Joan Jonas. They Come To Us Without a Word. 2015. Courtesy the artist and Gavin Brown's enterprise, New York/Rome.

Bombhead
Vancouver Art Gallery
Opens March 4

“My button is bigger than yours,” we are informed, and just like that the nightmare of nuclear war has reentered global fears. This terrifyingly relevant group show of art in the nuclear age — featuring paintings by Adolph Gottlieb and Robert Rauschenberg, films by Bruce Conner, and photographs by Miyako Ishiuchi — examines how artists have given form to the unimaginable, from Hiroshima to Fukushima and, we pray, not beyond.

 
The Magazine and the New Photography
Tokyo Photographic Art Museum
Opens March 6

In 1932, the new magazine Kōga introduced Japanese audiences to an all-star roster of European photographic pioneers, from the Dadaist John Heartfield to the Bauhausler László Moholy-Nagy — and reproduced their work on pricey offset prints. Within two years Kōga has folded, but this deeply researched exhibition reveals its enduring effects on Japanese photography as the country headed to war.

 
Irene Kopelman
Museo de Arte Latinoamericano de Buenos Aires
Opens March 8

The Amsterdam-based Argentine has emerged as one of the leading figures working on the boundary of art and science, and frequent field work — with geologists and marine biologists, on Hawaiian lava fields or the Antarctic coastline — has brought her into intimate contact with biomes in extremis. This first solo show in her home nation will highlight her paintings, drawings, and field notes that give form to the imperceptible yet epic shifts in global climate.

 
Joan Jonas
Tate Modern, London
Opens March 14

Triumphant at the US pavilion in Venice three years ago, the pioneer of video art and multimedia at last gets a retrospective as big as her talent. This show will feature Jonas’s early performance with mirrors alongside her recent ecological fugues, and will stretch from the Tate’s principal galleries to the Tanks, the massive underground oil chambers that lie beneath the Switch House. Travels to Munich in November.

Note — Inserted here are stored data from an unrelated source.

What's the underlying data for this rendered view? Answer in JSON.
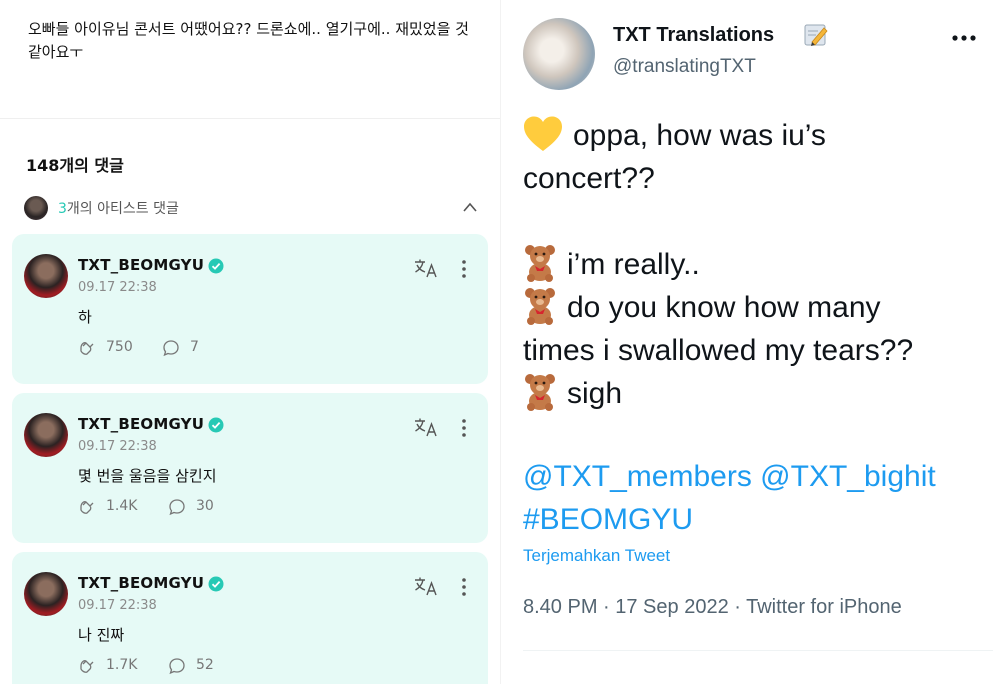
{
  "weverse": {
    "post_text": "오빠들 아이유님 콘서트 어땠어요?? 드론쇼에.. 열기구에.. 재밌었을 것 같아요ㅜ",
    "comment_count_label": "148개의 댓글",
    "artist_comments": {
      "count": "3",
      "suffix": "개의 아티스트 댓글"
    },
    "comments": [
      {
        "author": "TXT_BEOMGYU",
        "time": "09.17 22:38",
        "text": "하",
        "likes": "750",
        "replies": "7"
      },
      {
        "author": "TXT_BEOMGYU",
        "time": "09.17 22:38",
        "text": "몇 번을 울음을 삼킨지",
        "likes": "1.4K",
        "replies": "30"
      },
      {
        "author": "TXT_BEOMGYU",
        "time": "09.17 22:38",
        "text": "나 진짜",
        "likes": "1.7K",
        "replies": "52"
      }
    ],
    "accent_color": "#27c9b5",
    "card_color": "#e6faf6"
  },
  "tweet": {
    "display_name": "TXT Translations",
    "handle": "@translatingTXT",
    "lines": {
      "l1": "oppa, how was iu’s",
      "l2": "concert??",
      "l3": "i’m really..",
      "l4": "do you know how many",
      "l5": "times i swallowed my tears??",
      "l6": "sigh"
    },
    "mentions": {
      "m1": "@TXT_members",
      "m2": "@TXT_bighit",
      "tag": "#BEOMGYU"
    },
    "translate_link": "Terjemahkan Tweet",
    "meta": "8.40 PM · 17 Sep 2022 · Twitter for iPhone",
    "icons": [
      "yellow-heart-icon",
      "teddy-bear-icon",
      "pencil-memo-icon",
      "more-horizontal-icon"
    ],
    "link_color": "#1d9bf0"
  }
}
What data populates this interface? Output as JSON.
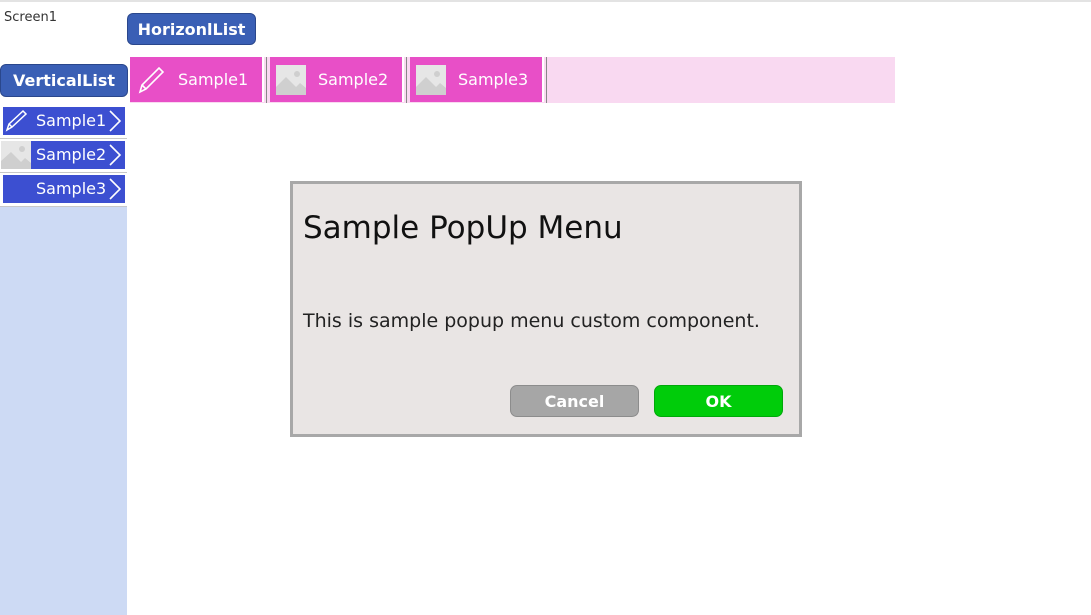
{
  "screen": {
    "name": "Screen1"
  },
  "buttons": {
    "horizontal": "HorizonlList",
    "vertical": "VerticalList"
  },
  "vertical_list": {
    "items": [
      {
        "label": "Sample1",
        "icon": "pencil-icon"
      },
      {
        "label": "Sample2",
        "icon": "image-placeholder-icon"
      },
      {
        "label": "Sample3",
        "icon": ""
      }
    ]
  },
  "horizontal_list": {
    "items": [
      {
        "label": "Sample1",
        "icon": "pencil-icon"
      },
      {
        "label": "Sample2",
        "icon": "image-placeholder-icon"
      },
      {
        "label": "Sample3",
        "icon": "image-placeholder-icon"
      }
    ]
  },
  "popup": {
    "title": "Sample PopUp Menu",
    "message": "This is sample popup menu custom component.",
    "cancel_label": "Cancel",
    "ok_label": "OK"
  },
  "colors": {
    "blue_button": "#3a5fb5",
    "vertical_item": "#3c4fd1",
    "vertical_panel": "#cddaf4",
    "horizontal_item": "#e84fc7",
    "horizontal_panel": "#f9d9f1",
    "ok_button": "#00cc0a",
    "cancel_button": "#a6a6a6",
    "popup_bg": "#e9e5e4"
  }
}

Eugène Delacroix. Massacre at Chios. 1824. Oil on canvas. 164 × 139 in. Musée du Louvre, Paris.

Do Ho Suh
Smithsonian American Art Museum, Washington
Opens March 16

Home is elsewhere for the Korean-born American artist, whose first major East Coast retrospective unites his drawings, small-scale sculptures, and the large walk-in installations known as Hubs. These full-scale replications of houses the artist has lived in consist of gauzy, translucent colored fabrics; modeled with sophisticated software and then sewn with painstaking traditional Korean stitching, they are memory palaces where the present marries the past.

 
Bruce Nauman
Schaulager, Basel
Opens March 16

This is the big one: a full-dress retrospective of an American original who used his own body, cast in wax or filmed in his claustrophobic studio, to expand the definition of sculpture and to map and measure a world. The show has been organized by Kathy Halbreich, MoMA’s outgoing associate director, and it migrates from Basel to New York in October.

 
Delacroix
Musée du Louvre, Paris
Opens March 29

The largest showcase in 50 years for the Romantic painter who bridges the gap between the revolutionary neoclassicism of David and the realism soon to come from Courbet and Manet. Delacroix lived long and shifted styles often, and alongside the Louvre’s own, miles-over-the-top Death of Sardanapalus, expect more than 180 works that jostle from careful landscapes to histrionic religious imagery. Travels to New York in the fall.

 
Adrian Piper
Museum of Modern Art, New York
Opens March 31

She began as an artist and then studied philosophy. In her drawings, videos, and performances where viewers sign legally binding contracts, Piper has always kept one eye trained on the primordial meanings of art and aesthetics. She is known, however, for being inflexible — last year Artforum published two endless letters from her, quibbling about the most picayune points — and the success of this long-awaited show may come down to how well she plays with others.